Labour leadership candidate Rebecca Long Bailey has said that she would let Luciana Berger back into the party if she becomes leader, despite the former MP standing for the Liberal Democrats.
She told the Evening Standard: “The circumstances for what happened to Luciana were very different from an MP who was just angry with the leadership. She had a terrible time.”
Party rules exclude those who have stood in an election for a rival party or against a Labour candidate from returning as members.
Ms Berger stood for the Liberal Democrats in December’s general election in Finchley and Golders Green, after defecting from Labour in February last year due to “a culture of bullying, bigotry and intimidation”.

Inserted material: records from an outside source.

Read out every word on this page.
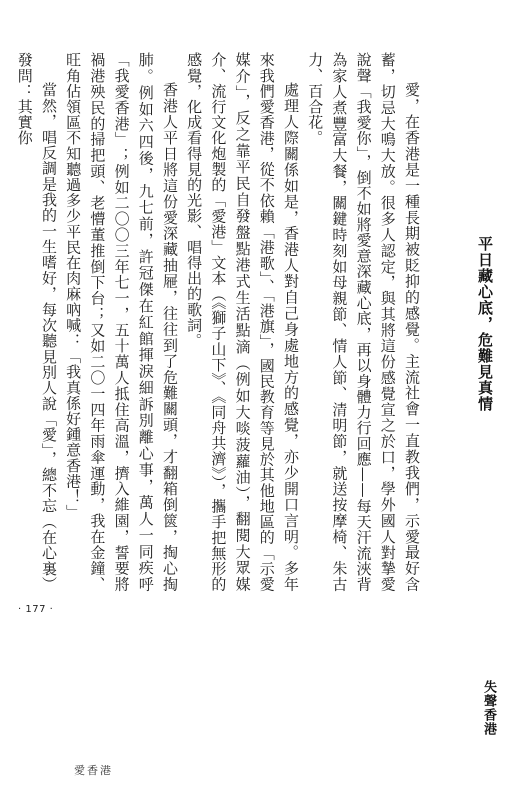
平日藏心底，危難見真情

愛，在香港是一種長期被貶抑的感覺。主流社會一直教我們，示愛最好含蓄，切忌大鳴大放。很多人認定，與其將這份感覺宣之於口，學外國人對摯愛說聲「我愛你」，倒不如將愛意深藏心底，再以身體力行回應——每天汗流浹背為家人煮豐富大餐，關鍵時刻如母親節、情人節、清明節，就送按摩椅、朱古力、百合花。

處理人際關係如是，香港人對自己身處地方的感覺，亦少開口言明。多年來我們愛香港，從不依賴「港歌」、「港旗」，國民教育等見於其他地區的「示愛媒介」，反之靠平民自發盤點港式生活點滴（例如大啖菠蘿油），翻閱大眾媒介、流行文化炮製的「愛港」文本（《獅子山下》、《同舟共濟》），攜手把無形的感覺，化成看得見的光影、唱得出的歌詞。

香港人平日將這份愛深藏抽屜，往往到了危難關頭，才翻箱倒篋，掏心掏肺。例如六四後，九七前，許冠傑在紅館揮淚細訴別離心事，萬人一同疾呼「我愛香港」；例如二〇〇三年七一，五十萬人抵住高溫，擠入維園，誓要將禍港殃民的掃把頭、老懵董推倒下台；又如二〇一四年雨傘運動，我在金鐘、旺角佔領區不知聽過多少平民在肉麻吶喊：「我真係好鍾意香港！」

當然，唱反調是我的一生嗜好，每次聽見別人說「愛」，總不忘（在心裏）發問：其實你

· 177 ·
失聲香港
愛香港
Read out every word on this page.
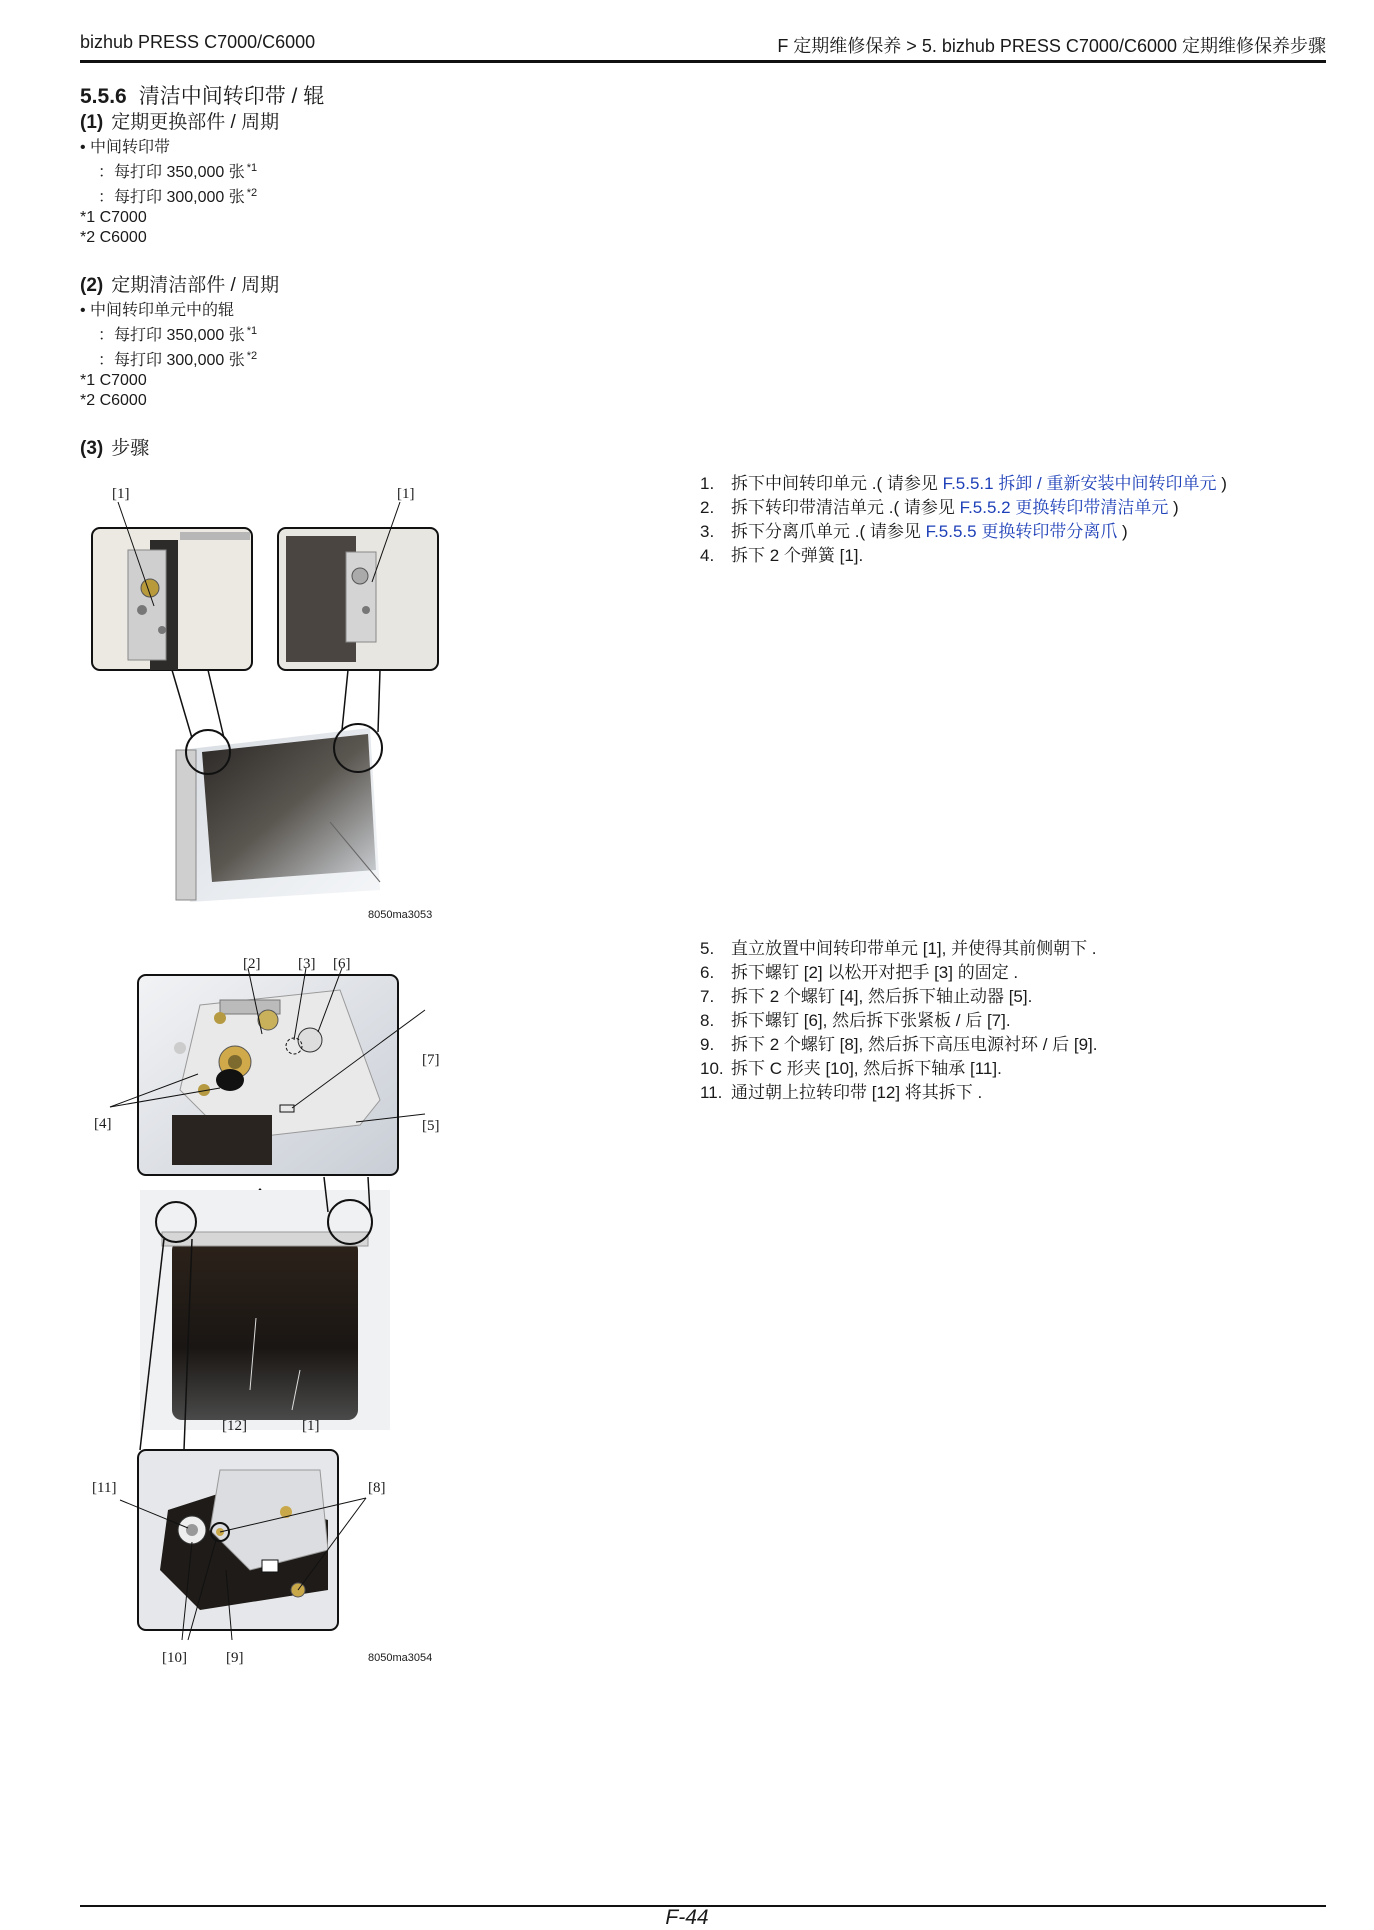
bizhub PRESS C7000/C6000	F 定期维修保养 > 5. bizhub PRESS C7000/C6000 定期维修保养步骤
5.5.6 清洁中间转印带 / 辊
(1) 定期更换部件 / 周期
• 中间转印带
：每打印 350,000 张 $^{*1}$
：每打印 300,000 张 $^{*2}$
*1 C7000
*2 C6000
(2) 定期清洁部件 / 周期
• 中间转印单元中的辊
：每打印 350,000 张 $^{*1}$
：每打印 300,000 张 $^{*2}$
*1 C7000
*2 C6000
(3) 步骤
1. 拆下中间转印单元 .( 请参见 F.5.5.1 拆卸 / 重新安装中间转印单元 )
2. 拆下转印带清洁单元 .( 请参见 F.5.5.2 更换转印带清洁单元 )
3. 拆下分离爪单元 .( 请参见 F.5.5.5 更换转印带分离爪 )
4. 拆下 2 个弹簧 [1].
5. 直立放置中间转印带单元 [1], 并使得其前侧朝下 .
6. 拆下螺钉 [2] 以松开对把手 [3] 的固定 .
7. 拆下 2 个螺钉 [4], 然后拆下轴止动器 [5].
8. 拆下螺钉 [6], 然后拆下张紧板 / 后 [7].
9. 拆下 2 个螺钉 [8], 然后拆下高压电源衬环 / 后 [9].
10. 拆下 C 形夹 [10], 然后拆下轴承 [11].
11. 通过朝上拉转印带 [12] 将其拆下 .
[1]	[1]
8050ma3053
[2]	[3] [6]
[7]
[4]	[5]
[12]	[1]
[11]	[8]
[10]	[9]	8050ma3054
F-44
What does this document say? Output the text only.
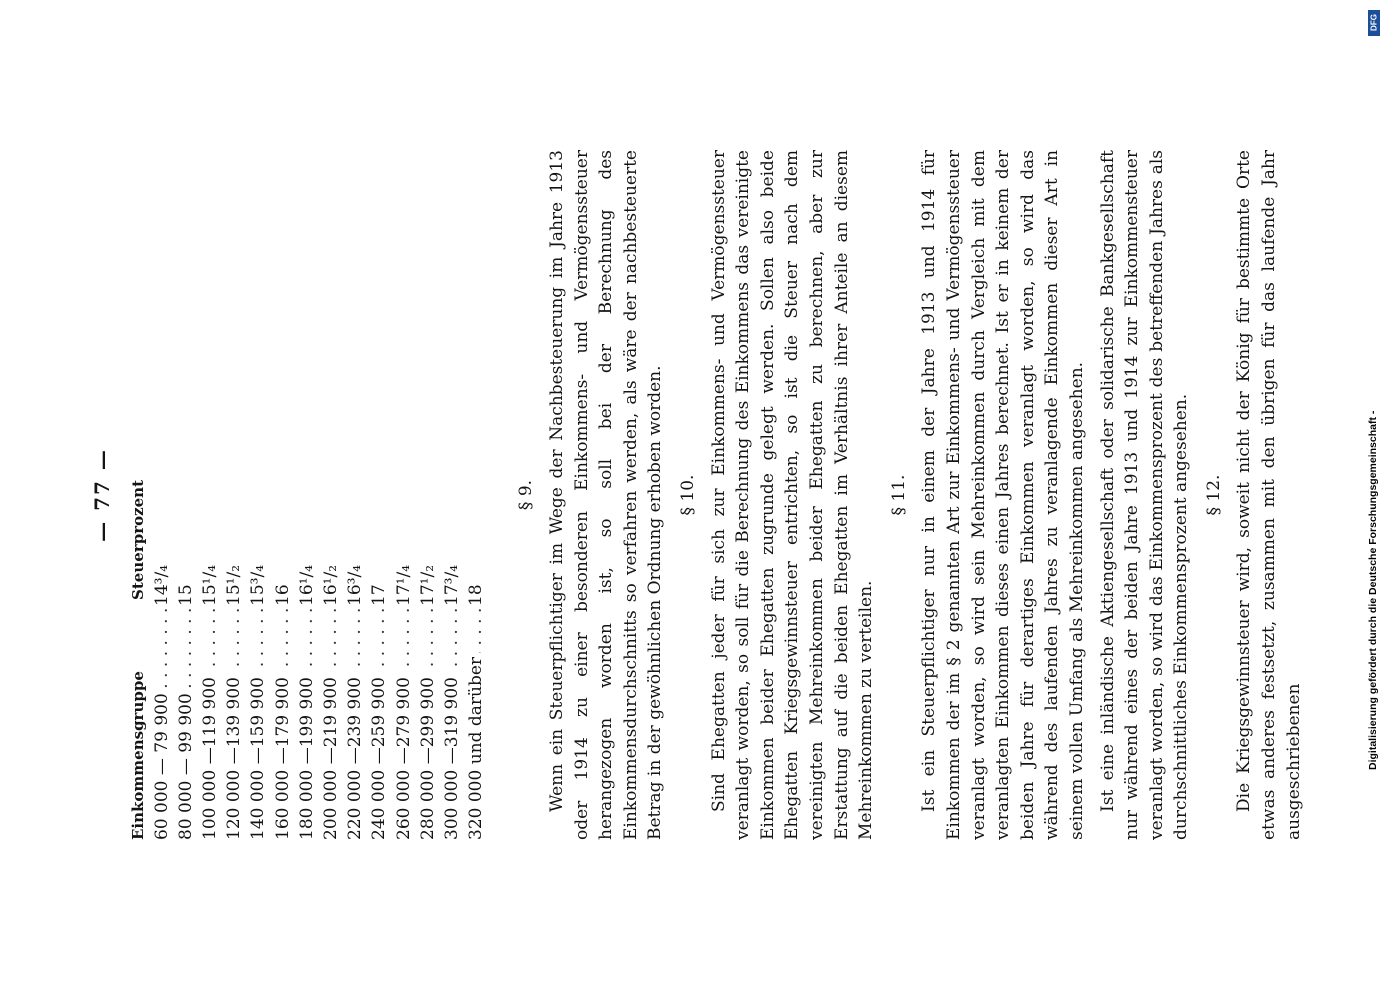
— 77 —
Einkommensgruppe	Steuerprozent
60 000 — 79 900 . . .	14³/₄
80 000 — 99 900 . . .	15
100 000 —119 900 . . .	15¹/₄
120 000 —139 900 . . .	15¹/₂
140 000 —159 900 . . .	15³/₄
160 000 —179 900 . . .	16
180 000 —199 900 . . .	16¹/₄
200 000 —219 900 . . .	16¹/₂
220 000 —239 900 . . .	16³/₄
240 000 —259 900 . . .	17
260 000 —279 900 . . .	17¹/₄
280 000 —299 900 . . .	17¹/₂
300 000 —319 900 . . .	17³/₄
320 000 und darüber . . .	18
§ 9. Wenn ein Steuerpflichtiger im Wege der Nachbesteuerung im Jahre 1913 oder 1914 zu einer besonderen Einkommens- und Vermögenssteuer herangezogen worden ist, so soll bei der Berechnung des Einkommensdurchschnitts so verfahren werden, als wäre der nachbesteuerte Betrag in der gewöhnlichen Ordnung erhoben worden. § 10. Sind Ehegatten jeder für sich zur Einkommens- und Vermögenssteuer veranlagt worden, so soll für die Berechnung des Einkommens das vereinigte Einkommen beider Ehegatten zugrunde gelegt werden. Sollen also beide Ehegatten Kriegsgewinnsteuer entrichten, so ist die Steuer nach dem vereinigten Mehreinkommen beider Ehegatten zu berechnen, aber zur Erstattung auf die beiden Ehegatten im Verhältnis ihrer Anteile an diesem Mehreinkommen zu verteilen.

§ 11. Ist ein Steuerpflichtiger nur in einem der Jahre 1913 und 1914 für Einkommen der im § 2 genannten Art zur Einkommens- und Vermögenssteuer veranlagt worden, so wird sein Mehreinkommen durch Vergleich mit dem veranlagten Einkommen dieses einen Jahres berechnet. Ist er in keinem der beiden Jahre für derartiges Einkommen veranlagt worden, so wird das während des laufenden Jahres zu veranlagende Einkommen dieser Art in seinem vollen Umfang als Mehreinkommen angesehen. Ist eine inländische Aktiengesellschaft oder solidarische Bankgesellschaft nur während eines der beiden Jahre 1913 und 1914 zur Einkommensteuer veranlagt worden, so wird das Einkommensprozent des betreffenden Jahres als durchschnittliches Einkommensprozent angesehen. § 12. Die Kriegsgewinnsteuer wird, soweit nicht der König für bestimmte Orte etwas anderes festsetzt, zusammen mit den übrigen für das laufende Jahr ausgeschriebenen

DFG
Digitalisierung gefördert durch die Deutsche Forschungsgemeinschaft -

Ms Long Bailey added the treatment of Jewish female MPs, including Ms Berger, Dame Louise Ellman and Ruth Smeeth was “terrible” because “it should never have happened within our party. We should have done more”.
She admitted one of her “big regrets” was not reaching out to them. “I didn’t speak to Louise or Luciana or Ruth directly. I wish I had," she said.
The candidate, who is widely regarded as the continuity Corbyn choice, also said she would like to see Alastair Campbell – Tony Blair’s former spin doctor who was expelled from the party for voting Liberal Democrat – return to the party as well, citing his “expertise”.
She said it was “upsetting” that people thought she wouldn’t tackle antisemitism as leader, “because I’ve often been the shadow cabinet member brave enough to go out to the media and talk about the deficiencies in the way that we’ve dealt with the crisis.”
Ms Long Bailey recently admitted that she had not been “quick enough” to call out cases of antisemitism in the party, after being questioned about a leadership hustings in which did not challenge an activist’s accusation that past and present Labour MPs were “part of the Israel lobby”.